There is a great link on the NASA aeronautics website where you can click directly on areas of a commercial plane, like on the winglets, and find out more: NASA Aeronautics Research Onboard.

Today, NASA’s Aeronautics Research Mission Directorate builds upon this legacy and continues to develop new concepts, techniques, and technologies that will enable revolutionary capabilities for future aircraft as well as the airspace in which they fly.   Much of our focus is on the Next Generation Air Transportation System, or “NextGen,” a wide-ranging initiative involving six U.S. Government departments and agencies, as well as numerous industry and academic partners. The goal of NextGen is to transform our nation’s air transportation system so that, by 2025, it can handle the predicted two-to-three times increase in demand while maintaining safety and protecting the environment.  NASA aeronautics programs conduct fundamental research for NextGen in areas of safety, air traffic management and the environment. You can read more about NASA’s contributions to NextGen in NextGen White Paper (PDF).

As part of NASA’s aeronautics research role that contributes to NextGen, a recent aeronautical accomplishment that we are very excited about is the series of successful flight tests of the experimental aircraft known as the X-48B, or “blended wing body” (BWB).  We hope that the BWB may contribute to a future of cleaner-burning aircraft that produce less noise — such aircraft will be vital considering the large estimated increase in demand for air travel. The BWB flight tests began this past summer in partnership with the U.S. Air Force and Boeing. The wing of the BWB blends smoothly into a wide, flat, tailless fuselage, providing additional lift with less drag than a traditional circular fuselage, therefore burning less fuel and producing less CO2.  Because the engines can be mounted on top of the aircraft, this configuration also provides a potential to significantly reduce noise signatures on the ground. View X48B Flight Test Highlights (2007).

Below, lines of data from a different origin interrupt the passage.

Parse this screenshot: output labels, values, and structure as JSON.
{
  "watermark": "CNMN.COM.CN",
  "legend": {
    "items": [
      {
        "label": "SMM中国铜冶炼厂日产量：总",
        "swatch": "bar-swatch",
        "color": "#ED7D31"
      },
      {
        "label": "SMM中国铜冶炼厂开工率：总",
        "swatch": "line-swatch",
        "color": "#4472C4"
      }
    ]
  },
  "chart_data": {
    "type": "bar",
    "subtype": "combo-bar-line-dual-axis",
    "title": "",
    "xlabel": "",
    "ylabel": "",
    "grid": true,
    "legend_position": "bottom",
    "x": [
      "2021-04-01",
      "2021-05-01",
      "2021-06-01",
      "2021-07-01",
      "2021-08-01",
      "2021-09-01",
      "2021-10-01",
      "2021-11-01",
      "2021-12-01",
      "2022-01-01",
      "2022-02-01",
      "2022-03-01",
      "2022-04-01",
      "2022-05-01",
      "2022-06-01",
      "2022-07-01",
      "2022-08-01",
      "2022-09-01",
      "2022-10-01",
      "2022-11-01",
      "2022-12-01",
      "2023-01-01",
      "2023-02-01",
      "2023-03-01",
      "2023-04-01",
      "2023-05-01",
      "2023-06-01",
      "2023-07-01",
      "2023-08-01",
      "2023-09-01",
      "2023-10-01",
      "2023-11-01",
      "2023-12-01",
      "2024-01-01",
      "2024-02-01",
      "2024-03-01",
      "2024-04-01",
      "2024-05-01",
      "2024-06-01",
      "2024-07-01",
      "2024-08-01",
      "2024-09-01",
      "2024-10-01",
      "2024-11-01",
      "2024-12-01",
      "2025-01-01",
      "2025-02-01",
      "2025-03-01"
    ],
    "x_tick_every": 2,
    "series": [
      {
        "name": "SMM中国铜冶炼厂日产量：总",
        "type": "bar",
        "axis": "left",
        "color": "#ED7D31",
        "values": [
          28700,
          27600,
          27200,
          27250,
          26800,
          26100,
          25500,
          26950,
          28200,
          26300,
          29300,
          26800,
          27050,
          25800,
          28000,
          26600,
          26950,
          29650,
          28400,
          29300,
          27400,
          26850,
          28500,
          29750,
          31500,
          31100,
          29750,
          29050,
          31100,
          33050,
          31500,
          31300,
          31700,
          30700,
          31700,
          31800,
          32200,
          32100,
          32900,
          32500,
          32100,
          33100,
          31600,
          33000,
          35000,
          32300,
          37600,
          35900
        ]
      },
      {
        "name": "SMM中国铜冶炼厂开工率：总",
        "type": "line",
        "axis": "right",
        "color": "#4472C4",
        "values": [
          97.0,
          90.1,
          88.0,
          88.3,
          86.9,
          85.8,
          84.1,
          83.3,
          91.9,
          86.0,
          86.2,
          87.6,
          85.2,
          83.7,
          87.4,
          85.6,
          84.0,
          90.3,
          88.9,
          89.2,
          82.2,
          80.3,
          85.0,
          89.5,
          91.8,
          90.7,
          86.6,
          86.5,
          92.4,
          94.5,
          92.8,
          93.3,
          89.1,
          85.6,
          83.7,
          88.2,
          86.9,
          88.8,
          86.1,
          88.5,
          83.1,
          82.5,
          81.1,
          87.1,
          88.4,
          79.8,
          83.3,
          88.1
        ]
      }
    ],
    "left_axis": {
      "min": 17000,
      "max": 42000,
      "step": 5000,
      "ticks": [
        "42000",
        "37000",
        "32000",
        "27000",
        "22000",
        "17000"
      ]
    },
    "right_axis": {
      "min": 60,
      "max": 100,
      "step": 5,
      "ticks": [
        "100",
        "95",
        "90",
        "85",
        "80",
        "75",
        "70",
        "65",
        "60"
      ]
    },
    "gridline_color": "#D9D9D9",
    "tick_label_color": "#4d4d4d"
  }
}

Now, every time that I fly, I think about NASA’s contributions to our air transportation system, and how remarkable our nation’s progress has been in creating a very safe system, over a relatively short span of time, that supports nearly 50,000 flights in a 24-hour period.  I am also excited about the possibility of a future system that safely meets our nation’s growing demand to take to the skies while ensuring that the environment is protected.